Unlike last year’s bill, this year’s would allow the Low Wage Advisory Committee to track the cause and effect of businesses paying low wages and public assistance usage by Connecticut workers. It will also make recommendations about how to use the money collected from these large companies.
The money, which will go back to the general fund, could be used to offset the services being used by low wage workers. The bill doesn’t have a fiscal note yet, but the Office of Fiscal Analysis estimated last year that a similar bill would raise $305.1 million annually.
Like last year, many workers making minimum wage were unable to attend Tuesday’s hearing or had to leave to get to work before their names were called to testify.
It’s estimated that about 80,000 individuals in Connecticut make the minimum wage, which is currently $9.60 an hour.
“Too many underpaid families, like mine, are left unable to survive without the help of publicly funded assistance,” Destiny Rodriguez, 20, said. “Some of Connecticut’s largest and highly profitable corporations continue to get richer while the taxpayers are left to foot the bill.”
Rodriguez, who makes $10.50 an hour working for McDonald’s, said it shouldn’t be like that.
“It’s time to hold these employers accountable and the Low Wage Employer Fee is the right start,” she said. “This bill will ensure that companies like McDonald’s are no longer able to get away with paying poverty wages while working families pick up the tab.”
Lori Pelletier, president of the AFL-CIO, said that over the next eight weeks lawmakers are going to be looking in the “proverbial couch cushion for every nickel and every dime to balance this budget.” So, this legislation and the revenue it could raise “should not be ignored.”
She said wages have been stagnant for a long time and the current system is “really nothing more than a tax break for these profitable companies.”
But opponents of the bill warned lawmakers that if the state implements this law these entry level jobs will disappear and companies will move out of the state.
Suzanne Bates, policy director for the Yankee Institute, said the bill would levy a “tax on entry level jobs.” And that would mean there will be fewer jobs.

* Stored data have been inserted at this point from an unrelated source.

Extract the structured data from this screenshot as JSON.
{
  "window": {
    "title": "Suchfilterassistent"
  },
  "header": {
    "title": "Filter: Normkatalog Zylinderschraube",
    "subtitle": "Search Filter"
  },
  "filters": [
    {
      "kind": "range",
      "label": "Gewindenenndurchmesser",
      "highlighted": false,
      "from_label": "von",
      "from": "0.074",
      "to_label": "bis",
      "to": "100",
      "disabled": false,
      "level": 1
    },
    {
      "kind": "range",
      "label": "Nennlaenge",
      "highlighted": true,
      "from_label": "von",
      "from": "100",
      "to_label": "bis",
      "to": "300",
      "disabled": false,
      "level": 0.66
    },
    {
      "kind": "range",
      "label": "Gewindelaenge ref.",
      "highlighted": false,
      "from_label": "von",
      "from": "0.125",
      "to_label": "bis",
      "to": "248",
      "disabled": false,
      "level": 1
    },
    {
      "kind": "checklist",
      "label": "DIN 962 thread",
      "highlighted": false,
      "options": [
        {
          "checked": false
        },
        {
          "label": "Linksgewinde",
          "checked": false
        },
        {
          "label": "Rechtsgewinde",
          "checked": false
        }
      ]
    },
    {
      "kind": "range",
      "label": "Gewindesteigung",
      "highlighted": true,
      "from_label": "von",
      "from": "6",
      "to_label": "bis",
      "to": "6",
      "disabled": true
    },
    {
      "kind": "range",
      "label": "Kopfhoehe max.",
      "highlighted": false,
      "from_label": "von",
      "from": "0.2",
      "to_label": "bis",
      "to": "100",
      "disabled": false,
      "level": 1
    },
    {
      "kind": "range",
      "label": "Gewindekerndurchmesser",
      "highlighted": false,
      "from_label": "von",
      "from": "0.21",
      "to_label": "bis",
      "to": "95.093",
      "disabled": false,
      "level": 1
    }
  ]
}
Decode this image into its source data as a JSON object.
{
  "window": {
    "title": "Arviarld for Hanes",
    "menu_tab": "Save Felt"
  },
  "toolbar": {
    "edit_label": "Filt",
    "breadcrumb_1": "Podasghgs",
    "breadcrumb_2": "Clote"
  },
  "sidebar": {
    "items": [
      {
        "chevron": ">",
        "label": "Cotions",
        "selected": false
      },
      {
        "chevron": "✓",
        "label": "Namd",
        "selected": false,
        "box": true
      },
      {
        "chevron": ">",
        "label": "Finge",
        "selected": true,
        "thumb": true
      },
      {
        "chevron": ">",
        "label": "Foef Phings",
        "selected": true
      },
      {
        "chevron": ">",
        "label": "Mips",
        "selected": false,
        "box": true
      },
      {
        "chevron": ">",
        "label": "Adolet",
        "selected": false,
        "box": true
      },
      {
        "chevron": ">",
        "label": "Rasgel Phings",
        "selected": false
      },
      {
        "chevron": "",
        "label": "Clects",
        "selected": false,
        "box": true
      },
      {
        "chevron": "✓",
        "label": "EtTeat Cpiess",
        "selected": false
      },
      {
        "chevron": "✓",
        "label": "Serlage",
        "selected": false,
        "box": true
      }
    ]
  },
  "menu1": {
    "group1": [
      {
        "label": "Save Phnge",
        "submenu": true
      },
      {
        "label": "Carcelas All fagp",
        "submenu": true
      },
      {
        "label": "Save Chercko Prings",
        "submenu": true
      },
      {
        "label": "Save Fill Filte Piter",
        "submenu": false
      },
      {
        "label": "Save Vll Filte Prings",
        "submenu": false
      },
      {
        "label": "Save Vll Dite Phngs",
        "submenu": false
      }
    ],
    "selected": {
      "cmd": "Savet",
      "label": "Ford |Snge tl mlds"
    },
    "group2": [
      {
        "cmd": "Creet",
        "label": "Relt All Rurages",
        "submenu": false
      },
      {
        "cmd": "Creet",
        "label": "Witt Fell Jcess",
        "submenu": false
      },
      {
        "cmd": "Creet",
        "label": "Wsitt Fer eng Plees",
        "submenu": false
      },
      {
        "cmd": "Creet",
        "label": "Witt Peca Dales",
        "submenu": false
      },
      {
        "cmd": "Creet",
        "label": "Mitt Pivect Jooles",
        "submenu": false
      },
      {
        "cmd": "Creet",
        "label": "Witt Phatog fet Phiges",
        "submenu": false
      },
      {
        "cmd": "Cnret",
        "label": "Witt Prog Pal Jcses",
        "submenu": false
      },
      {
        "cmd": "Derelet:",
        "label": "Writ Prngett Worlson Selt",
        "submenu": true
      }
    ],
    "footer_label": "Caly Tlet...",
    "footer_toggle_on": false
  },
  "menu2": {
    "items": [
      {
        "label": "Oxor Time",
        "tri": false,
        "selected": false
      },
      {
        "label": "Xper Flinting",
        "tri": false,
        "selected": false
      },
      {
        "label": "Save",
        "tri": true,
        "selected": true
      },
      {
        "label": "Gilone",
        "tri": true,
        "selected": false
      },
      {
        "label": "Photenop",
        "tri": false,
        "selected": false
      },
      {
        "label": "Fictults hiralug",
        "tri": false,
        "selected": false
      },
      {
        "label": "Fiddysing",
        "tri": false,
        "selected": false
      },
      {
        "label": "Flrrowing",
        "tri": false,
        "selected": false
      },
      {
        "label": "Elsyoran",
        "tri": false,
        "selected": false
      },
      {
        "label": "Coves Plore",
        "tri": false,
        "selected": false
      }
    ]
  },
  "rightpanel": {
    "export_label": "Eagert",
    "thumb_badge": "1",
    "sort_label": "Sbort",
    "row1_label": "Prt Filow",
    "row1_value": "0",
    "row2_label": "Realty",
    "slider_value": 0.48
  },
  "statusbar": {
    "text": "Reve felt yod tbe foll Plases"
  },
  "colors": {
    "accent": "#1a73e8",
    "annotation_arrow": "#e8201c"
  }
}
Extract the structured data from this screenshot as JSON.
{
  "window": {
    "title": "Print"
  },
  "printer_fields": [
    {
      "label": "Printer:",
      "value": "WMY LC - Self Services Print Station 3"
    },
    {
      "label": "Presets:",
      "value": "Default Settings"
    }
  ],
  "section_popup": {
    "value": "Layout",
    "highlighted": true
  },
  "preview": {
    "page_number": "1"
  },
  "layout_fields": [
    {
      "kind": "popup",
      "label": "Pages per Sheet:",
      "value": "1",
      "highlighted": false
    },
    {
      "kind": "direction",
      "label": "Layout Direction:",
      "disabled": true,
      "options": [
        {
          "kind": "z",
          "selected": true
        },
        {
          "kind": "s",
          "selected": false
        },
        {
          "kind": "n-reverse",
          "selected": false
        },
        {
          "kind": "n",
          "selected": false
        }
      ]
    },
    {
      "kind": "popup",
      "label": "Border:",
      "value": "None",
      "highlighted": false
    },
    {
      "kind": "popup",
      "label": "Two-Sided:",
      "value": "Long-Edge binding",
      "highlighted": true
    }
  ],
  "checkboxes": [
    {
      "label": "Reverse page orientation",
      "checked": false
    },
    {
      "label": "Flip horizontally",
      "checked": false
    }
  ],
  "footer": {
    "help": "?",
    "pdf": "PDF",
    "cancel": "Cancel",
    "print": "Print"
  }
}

Bates added that businesses are unlikely to absorb the fee.
“Instead, they would either cut costs by cutting jobs or benefits or they could raise prices,” Bates said. “Again, those who can least afford to pay would be most hurt by the rising cost of goods and services.”
At least two representatives who represent franchise businesses like McDonald’s and Dunkin’ Donuts, which would be included in this legislation, voiced their opposition to the bill.
Scott Fanning, the president of the Connecticut Franchisee Association that represents about 400 Dunkin’ Donuts restaurants, said he represents small business owners who are being asked to pay a minimum wage that’s 50 percent more than any other small business.
“This legislation is deliberately coercive in that it requires small businesses to choose between paying wages higher than what the law currently allows or to pay a tax that also effectively increases personnel costs. There is no other way to characterize the intent of this legislation,” Fanning said in his written testimony.
The Human Services Committee has until March 22 to forward the bill to the Senate.